Very Bad Trip 3 : critique qui arrête l'alcool

Alan Le Gall | 30 septembre 2017 - MAJ : 09/03/2021 15:58
Alan Le Gall | 30 septembre 2017 - MAJ : 09/03/2021 15:58

Succès mondial inattendu de 2009, le premier Very Bad Trip était une comédie qui avait su jouer sur l'alchimie de son casting pour conquérir le public. Qui dit succès, dit producteurs se frottant les mains et désir de capitaliser sur une suite. En 2011, Very Bad Trip 2 reprend ainsi la même formule avec une délocalisation géographique en Thaïlande. A l’arrivée, 1h42 de redite et de copier coller à l'exception d'une blague franchement trash et plutôt drôle (l'incident de Stu avec les prostituées transexuelles). Le public a beau être déçu par cette séquelle convenue, il sera tout de même présent dans les salles obscures afin de savourer les nouvelles aventures de leur gang préféré dans Very Bad Trip 3.

VERY BAD MOVIE

Et le résultat est pour le moins catastrophique, au point de parvenir à être encore moins inspiré que le précédent chapitre. On aurait presque pardonné au film de n'être qu'une relecture flémarde des premiers volets - un leitmotiv à Hollywood quand il s'agit de suites - si l'humour fonctionnait un tant soit peu.  Mais rien n'y fait : aucune blague ne fait mouche, la faute souvent à d’énormes soucis de timing (LA base de l'humour outre-Atlantique) à l'instar du gag inaugural de la girafe affreusement mal amené.

 

photo, Ken JeongAu secours

 

La très, très mauvaise idée de ce Very Bad Trip 3 : les tribulations du Wolfpack ont été mises sous l’entonnoir au profit du show lourdingue de Mr Chow (sic). On assiste ainsi à 100 minutes interminables où le trio vedette est totalement effacé : Bradley Cooper devient inutile, Zach Galifianakis fait du Zach Galifianakis à outrance et Ed Helms est totalement transparent. Même le retour à Las Vegas ne rallume pas la flamme et à l’écran, aucun des acteurs ne semble mettre du sien pour donner le change.
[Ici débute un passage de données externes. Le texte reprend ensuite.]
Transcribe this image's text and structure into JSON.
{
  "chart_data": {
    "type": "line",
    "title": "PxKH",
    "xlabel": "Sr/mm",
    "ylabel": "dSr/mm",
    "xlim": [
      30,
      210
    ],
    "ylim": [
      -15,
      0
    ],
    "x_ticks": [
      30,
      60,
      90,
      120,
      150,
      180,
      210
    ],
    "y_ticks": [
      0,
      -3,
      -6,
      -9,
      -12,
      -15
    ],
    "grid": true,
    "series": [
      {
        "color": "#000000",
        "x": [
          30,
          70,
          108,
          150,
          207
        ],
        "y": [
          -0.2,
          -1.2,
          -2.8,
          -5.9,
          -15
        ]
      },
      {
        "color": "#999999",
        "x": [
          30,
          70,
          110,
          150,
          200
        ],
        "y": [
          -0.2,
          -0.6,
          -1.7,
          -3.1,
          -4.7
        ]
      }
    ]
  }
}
Consternant !

 

photo, Zach Galifianakis, Bradley Cooper, Ed Helms

 

ARNAQUE CREUSE ET SANS ALCOOL

Le pire dans tout ce spectacle de très mauvais goût ? La sensation de s’être fait totalement enfler sur la marchandise. Où est donc passée cette fameuse « hangover » (gueule de bois) du titre original ? Ah si, elle apparaît enfin lors du générique de fin. Un moment de délire pur ? Un condensé des deux premiers ? Un retour galvanisant ? Oui et non, juste un mini remake de la scène de réveil du premier qui saura faire sourire les adeptes de la trilogie tout en faisant amèrement regretter de ne pas avoir vu à l’écran ce qui a précédé cette dite séquence. En lieu et place, on a du subir l’une des pires comédies de l’univers. 

 

Affiche française

Résumé

Heureusement, que la saga s'arrête là.